Kedua adalah bullying dengan kontak verbal langsung. Bullying verbal langsung merupakan tindakan perundungan dengan menggunakan kata-kata atau dengan pernyataan, dan panggilan yang menghina. Contohnya, tindakan mengancam, merendahkan, mempermalukan, mengganggu, mengejek, sarkasme, mengintimidasi, hingga memaki.
Ketiga, bullying non verbal langsung. Bullying non verbal langsung merupakan tindakan yang dilakukan langsung tanpa kata-kata dengan melakukan gerakan menghina secara langsung. Contohnya, melihat dengan sinis, menampilkan ekspresi muka yang merendahkan dan mengejek serta menjulurkan lidah.
Keempat, bullying non-verbal tidak langsung. Bullying non verbal tidak langsung atau yang sering disebut dengan agresi relasional adalah jenis bullying yang dilakukan secara emosional. Contohnya, tindakan mendiamkan seseorang, sengaja mengucilkan atau mengabaikan.
Kelima, cyber bullying. Cyber bullying adalah tindakan menyasar korban di dunia maya. Pelaku akan menargetkan korban di media online dengan cara menyakiti orang lain melalui rekaman video intimidasi, pencemaran nama baik, mempermalukan, hingga melecehkan.
Keenam, sexual bullying atau pelecehan seksual. Pelecehan seksual adalah tindakan berulang dan bahaya yang menargetkan seseorang secara seksual. Contohnya, komentar vulgar, gerakan vulgar, sentuan tanpa persetujuan kedua belah pihak, hingga memanggil seseorang dengan nama yang tidak pantas.
Biasanya perilaku bullying yang sering terjadi di sekolah adalah mengejek masalah fisik, memukul seseorang, memeras, menghancurkan barang milik orang lain, hingga melalukan kekerasaan fisik yang lain.
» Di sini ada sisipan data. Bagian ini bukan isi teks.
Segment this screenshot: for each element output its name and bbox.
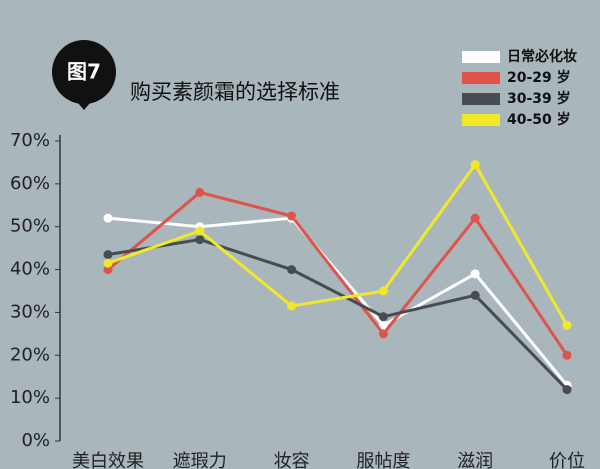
point [287,301,297,311]
series-line [107,190,569,357]
point [562,320,572,330]
point [470,213,480,223]
legend-label: 40-50 岁 [507,111,571,128]
x-tick-label: 妆容 [274,451,310,469]
series-line [107,216,569,387]
point [195,235,205,245]
badge [52,40,116,104]
x-tick-label: 美白效果 [72,451,144,469]
point [195,226,205,236]
point [103,265,113,275]
y-tick-label: 20% [10,344,50,365]
legend-swatch [462,51,500,63]
badge-label: 图7 [67,60,101,84]
point [470,160,480,170]
y-tick-label: 50% [10,216,50,237]
y-tick-label: 60% [10,173,50,194]
point [378,320,388,330]
x-tick-label: 滋润 [457,451,493,469]
point [378,312,388,322]
legend-label: 日常必化妆 [507,48,577,65]
point [287,265,297,275]
legend-label: 20-29 岁 [507,69,571,86]
point [195,187,205,197]
legend-label: 30-39 岁 [507,90,571,107]
point [378,286,388,296]
legend-swatch [462,114,500,126]
point [103,258,113,268]
y-tick-label: 70% [10,130,50,151]
legend-swatch [462,72,500,84]
point [470,290,480,300]
point [287,211,297,221]
series-line [107,238,569,391]
chart-title: 购买素颜霜的选择标准 [130,80,340,104]
legend-swatch [462,93,500,105]
point [562,385,572,395]
series-line [107,161,569,327]
y-tick-label: 40% [10,259,50,280]
y-tick-label: 10% [10,387,50,408]
y-tick-label: 30% [10,301,50,322]
x-tick-label: 遮瑕力 [173,451,227,469]
point [103,213,113,223]
x-tick-label: 价位 [549,451,585,469]
point [562,350,572,360]
y-tick-label: 0% [21,430,50,451]
point [378,329,388,339]
point [103,250,113,260]
badge-pointer [78,103,90,110]
x-tick-label: 服帖度 [356,451,410,469]
point [470,269,480,279]
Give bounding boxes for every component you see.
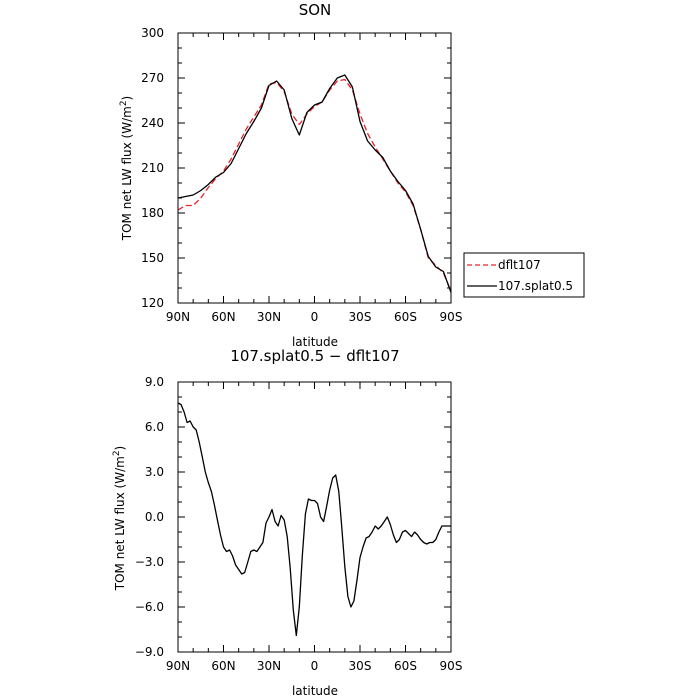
legend-entry-dflt107: dflt107 — [498, 258, 541, 272]
top-x-tick-label: 60N — [211, 310, 235, 324]
top-y-tick-label: 120 — [141, 296, 164, 310]
bottom-x-tick-label: 30N — [257, 659, 281, 673]
bottom-x-tick-label: 0 — [311, 659, 319, 673]
top-x-tick-label: 0 — [311, 310, 319, 324]
top-x-tick-label: 30N — [257, 310, 281, 324]
bottom-y-tick-label: 6.0 — [145, 420, 164, 434]
top-y-axis-title: TOM net LW flux (W/m2) — [119, 96, 134, 242]
bottom-x-tick-label: 60S — [394, 659, 417, 673]
bottom-y-tick-label: 3.0 — [145, 465, 164, 479]
top-y-tick-label: 270 — [141, 71, 164, 85]
top-panel: SON latitude TOM net LW flux (W/m2) 90N 6… — [119, 1, 462, 349]
bottom-x-tick-label: 90N — [166, 659, 190, 673]
top-x-axis-title: latitude — [292, 335, 338, 349]
bottom-y-tick-label: 9.0 — [145, 375, 164, 389]
top-x-tick-label: 60S — [394, 310, 417, 324]
legend-entry-splat: 107.splat0.5 — [498, 279, 573, 293]
top-x-tick-label: 30S — [349, 310, 372, 324]
top-ticks: 90N 60N 30N 0 30S 60S 90S 120 150 180 210 240 270 300 — [141, 26, 462, 324]
bottom-plot-frame — [177, 381, 452, 653]
bottom-panel: 107.splat0.5 − dflt107 latitude TOM net … — [112, 347, 462, 698]
top-x-tick-label: 90N — [166, 310, 190, 324]
bottom-y-tick-label: −6.0 — [135, 600, 164, 614]
top-y-tick-label: 150 — [141, 251, 164, 265]
bottom-y-tick-label: 0.0 — [145, 510, 164, 524]
bottom-y-tick-label: −9.0 — [135, 645, 164, 659]
top-y-tick-label: 300 — [141, 26, 164, 40]
top-y-tick-label: 180 — [141, 206, 164, 220]
bottom-x-tick-label: 90S — [440, 659, 463, 673]
bottom-x-tick-label: 60N — [211, 659, 235, 673]
top-series-lines — [177, 74, 452, 293]
bottom-y-tick-label: −3.0 — [135, 555, 164, 569]
bottom-chart-title: 107.splat0.5 − dflt107 — [230, 347, 399, 365]
top-plot-frame — [177, 32, 452, 304]
legend: dflt107 107.splat0.5 — [463, 252, 585, 298]
bottom-series-line-0 — [177, 402, 451, 637]
bottom-series-lines — [177, 402, 451, 637]
top-y-tick-label: 210 — [141, 161, 164, 175]
bottom-y-axis-title: TOM net LW flux (W/m2) — [112, 446, 127, 592]
bottom-x-axis-title: latitude — [292, 684, 338, 698]
top-chart-title: SON — [299, 1, 332, 19]
bottom-x-tick-label: 30S — [349, 659, 372, 673]
top-series-line-0 — [177, 78, 452, 292]
top-series-line-1 — [177, 74, 452, 293]
legend-box — [463, 252, 585, 298]
bottom-ticks: 90N 60N 30N 0 30S 60S 90S −9.0 −6.0 −3.0 0.0 3.0 6.0… — [135, 375, 463, 673]
top-x-tick-label: 90S — [440, 310, 463, 324]
top-y-tick-label: 240 — [141, 116, 164, 130]
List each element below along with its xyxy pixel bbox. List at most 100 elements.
Jika bullying seperti ini terus terjadi, maka bisa berdampak pada kondisi fisik, psikis dan mental health pada korban, seperti mengalami trauma, depresi, kurangnya rasa percaya diri, dan gangguan kecemasan.
Selain itu, bullying ini juga berdampak pada kondisi seseorang yang menjadi anti sosial personality disorder, sulit percaya dengan orang lain, dan menjadi pendiam. Tidak hanya itu, bullying ini juga berdampak pada kurangnya nafsu makan dan yang paling parah adalah timbulnya percobaan bunuh diri pada korban (gramedia.com).
Dilansir dari Tim Redaksi CNBC Indonesia (2022), tanda-tanda anak yang terkena bullying, yaitu: (1) Nilai mata pelajaran perlahan menurun; (2) Sering tidur larut malam; (3) Menarik diri dari pergaulan dan muncul ketakutan terhadap lawan jenis; (4) Tidak minat makan, pendiam dan mudah tersinggung; (5) Kiris percaya diri dan gaya berpakaian berubah; (6) Ada luka memar di wajah, tangan, atau bagian tubuh lainnya secara tiba-tiba.
Ada beberapa cara untuk mengatasi tindakan bullying atau perundungan ini. Contohnya dengan mengadakan kegiatan-kegiatan sosialisasi untuk mencegah bullying, mengajarkan karakter yang baik kepada sesama, sering melakukan perilaku positif, serta memberikan edukasi kepada pelaku bullying tentang dampak buruk melakukan hal teresebut.
Dari sisi orang tua, cara mengatasi dampak bullying yang pernah terjadi pada anak, yaitu: (1) Ajak anak untuk melakukan konseling dengan psikolog; (2) Dengarkan serta pahami apa yang dirasakan oleh anak; (3) Pastikan anak mendapatkan dukungan dan semangat dari keluarga hingga teman; (4) Ajarkan anak untuk fokus ke dirinya sendiri agar menjadi pribadi yang lebih baik; (5) Ajarkan anak bahwa dengan balas dendam tak akan membuat mereka merasa lebih baik.
Penulis memiliki alasan khusus mengapa topik ini layak untuk diangkat menjadi tulisan. Alasan penulis memilih topik artikel ini adalah agar semua orang bisa tahu dampak buruk dari perilaku perundungan, serta harapan kedepan agar salah satu tiga dosa besar dunia pendidikan ini bisa berkurang, terutama di lingkungan sekolah dan masyarakat. Marilah kita membiasakan beretika dan berperilaku baik terhadap sesama. Karena perundungan jelas melanggar sila-sila di Pancasila, terutama dalam mewujudkan kemanusiaan yang adil dan beradab, serta persatuan Indonesia.